Monday, September 19, 2016

Now with fewer "Imperial Entanglements"

I have made some changes in the way that I will communicate/ share projects/ etc. going forward. This blog and the DungeonContest.com website will only contain information about dungeon contest related things/ products.

All Shattered Pike Studio projects that are not directly related to the One Page Dungeon Contest will live on a separate website once I build it.

G+ posts from the "Dungeon Contest" account will also be strictly limited to "Dungeon Contest" content. I have redesigned the Icon so that it does not include "Shattered Pike Studio"  I have also removed any posts referencing non-compendium related materials. This holds true for blog posts as well.

After taking over on the role of facilitator/ creator of compendiums I reskinned my website to accommodate the One Page Dungeon Contest, pushing all other projects to other pages aside from those annoying "fly in" cartoons I was experimenting with.

Anything I work on that is not related to DungeonContest.com is gone, and will soon live at Shatteredpikestudio.com, or shatteredpike.com once I put the site together.

I feel this is necessary, as the "waters" between what I make for my own profit ($159.64 for Waste-land Beasts and my share of The Unearthed Hack), and the One Page Dungeon Compendiums, which I do not profit from, were becoming murky at best.

The Compendiums (print and pdf editions) have generated $2,000.44 after OBS took their cut.
Money from Proof copies of print compendiums, print editions sent to judges, and now web hosting fees have been taken directly from this total.
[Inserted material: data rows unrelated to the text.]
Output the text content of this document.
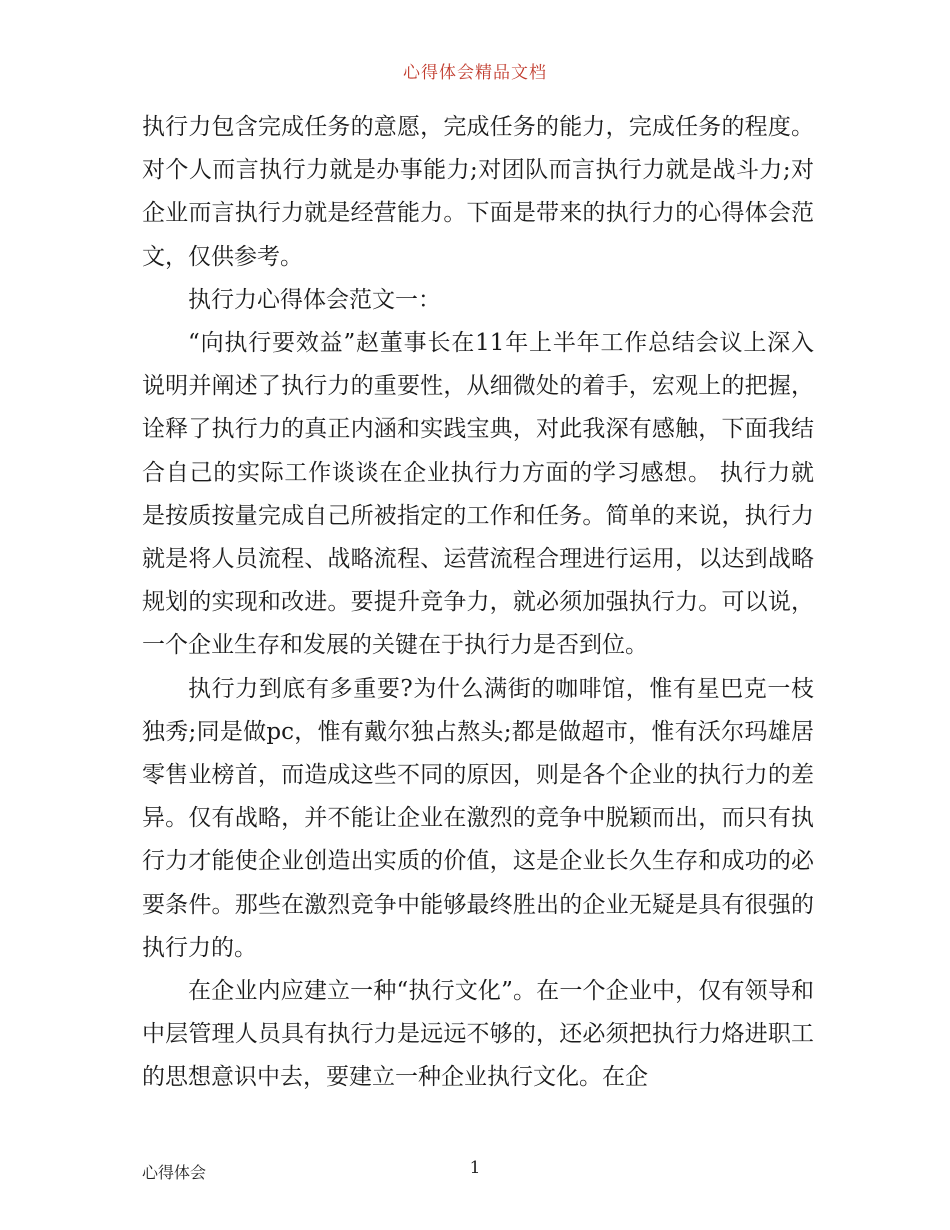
心得体会精品文档

执行力包含完成任务的意愿，完成任务的能力，完成任务的程度。对个人而言执行力就是办事能力;对团队而言执行力就是战斗力;对企业而言执行力就是经营能力。下面是带来的执行力的心得体会范文，仅供参考。

执行力心得体会范文一：

“向执行要效益”赵董事长在11年上半年工作总结会议上深入说明并阐述了执行力的重要性，从细微处的着手，宏观上的把握，诠释了执行力的真正内涵和实践宝典，对此我深有感触，下面我结合自己的实际工作谈谈在企业执行力方面的学习感想。 执行力就是按质按量完成自己所被指定的工作和任务。简单的来说，执行力就是将人员流程、战略流程、运营流程合理进行运用，以达到战略规划的实现和改进。要提升竞争力，就必须加强执行力。可以说，一个企业生存和发展的关键在于执行力是否到位。

执行力到底有多重要?为什么满街的咖啡馆，惟有星巴克一枝独秀;同是做pc，惟有戴尔独占熬头;都是做超市，惟有沃尔玛雄居零售业榜首，而造成这些不同的原因，则是各个企业的执行力的差异。仅有战略，并不能让企业在激烈的竞争中脱颖而出，而只有执行力才能使企业创造出实质的价值，这是企业长久生存和成功的必要条件。那些在激烈竞争中能够最终胜出的企业无疑是具有很强的执行力的。

在企业内应建立一种“执行文化”。在一个企业中，仅有领导和中层管理人员具有执行力是远远不够的，还必须把执行力烙进职工的思想意识中去，要建立一种企业执行文化。在企

心得体会	1
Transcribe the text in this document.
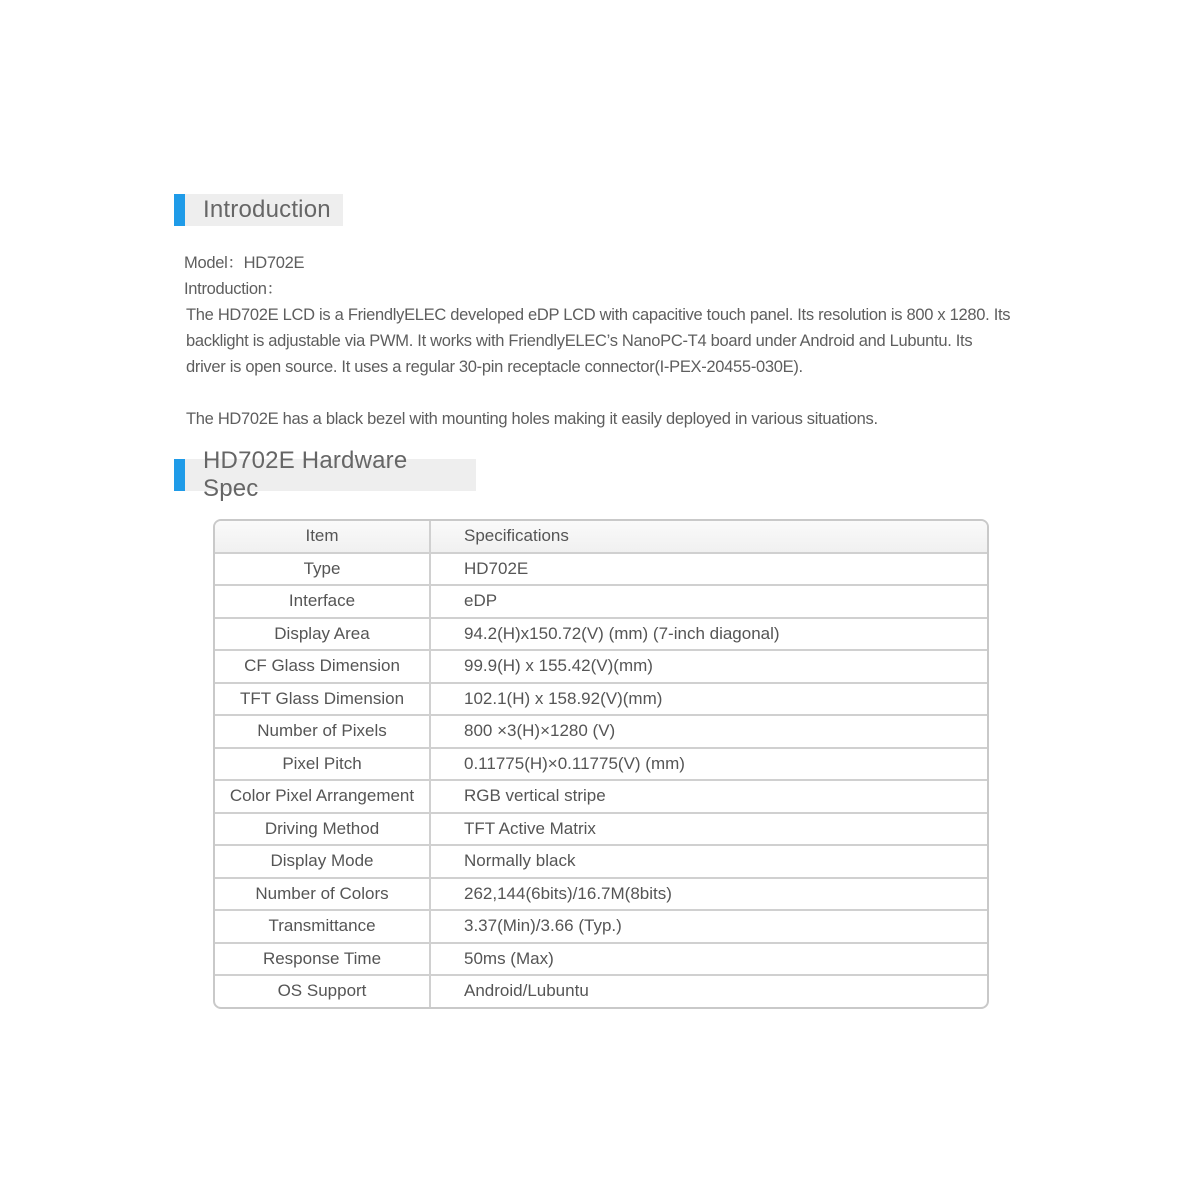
Introduction
Model：HD702E
Introduction：
The HD702E LCD is a FriendlyELEC developed eDP LCD with capacitive touch panel. Its resolution is 800 x 1280. Its
backlight is adjustable via PWM. It works with FriendlyELEC’s NanoPC-T4 board under Android and Lubuntu. Its
driver is open source. It uses a regular 30-pin receptacle connector(I-PEX-20455-030E).
The HD702E has a black bezel with mounting holes making it easily deployed in various situations.
HD702E Hardware Spec
Item	Specifications
Type	HD702E
Interface	eDP
Display Area	94.2(H)x150.72(V) (mm) (7-inch diagonal)
CF Glass Dimension	99.9(H) x 155.42(V)(mm)
TFT Glass Dimension	102.1(H) x 158.92(V)(mm)
Number of Pixels	800 ×3(H)×1280 (V)
Pixel Pitch	0.11775(H)×0.11775(V) (mm)
Color Pixel Arrangement	RGB vertical stripe
Driving Method	TFT Active Matrix
Display Mode	Normally black
Number of Colors	262,144(6bits)/16.7M(8bits)
Transmittance	3.37(Min)/3.66 (Typ.)
Response Time	50ms (Max)
OS Support	Android/Lubuntu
In April, before the contest ends, I will have to pay taxes on the prize fund as well. The total that remains will be split evenly, with half reserved for 2018.

I feel this is necessary as I won't be able to bank on sales from previous editions, as they have dropped off. Creating the earlier editions (2009-2012) will help, but every edition beyond 2015 has not sold very well compared to the later editions, so I do not want to count on getting a large "boost" from older edition sales for 2018.

The sales to date are as follows: (2016 and 2015 were available at pay what you want pricing for a longer than other titles, hence the larger number of copies sold.

2016 PDF Compendium: 2044 copies    $911.95 (($2.24 per PDF) almost half of all revenue)
2016 Print Edition                35 copies    $121.02

2015 PDF Compendium: 1050 copies    $434.43 (($2.42 per PDF) about half as well as 2016)
2015 Print Edition                25 copies    $ 77.88  

2014 PDF Compendium:   377 copies   $189.90  (($1.98 per PDF) about half as well as 2015)
2014 Print Edition               23 copies    $  65.47

2013 PDF Compendium:   250 copies   $143.34  (($1.74 per PDF) not as drastic, but still in decline)
2014 Print Edition                18 copies   $ 56.45

Total sales for September are 132 copies, down from 277 total copies sold in August. The existing books will generate some revenue over the months between now and April 2017, but I expect a steady decline and don't imagine the total to be great.

There were some sales made via Gumroad when I first started publishing the compendiums and had trouble getting them approved on OBS in a timely manner (as an unverified publisher), but Gumroad fees ate that money, and I had to delete the Gumroad account as a result.

I also think it is important that I address the "Spirit" of the contest, and how I do not wish to change it. This is your contest, not mine. It used to be mine, when I was a participant, but it is mine no more.
I'm not going to be a judge, so in the end my opinions don't amount to much anyway. As for my tips for a strong entry, well those are just my opinions, and half of my entries have "failed to impress" so take my advice with a grain of salt I suppose.

The One Page Dungeon Contest has always been a medium for members of the community to share ideas, and a showcase for creativity and creative problem solving. After authoring dozens of "one thing" posts in the past, I know that every entry has something to love. While there are several creators each year that are well known and publish their own works, many of us (myself included when I was a contestant) never get to see our names in print (or PDF). Sure the compendiums keep the contest self-sustaining, but they also give everyone a chance to share what they have made with their family and friends as part of the collected works of some of the most creative minds in the community. I personally always considered it an honor to be in this particular company, and I still do.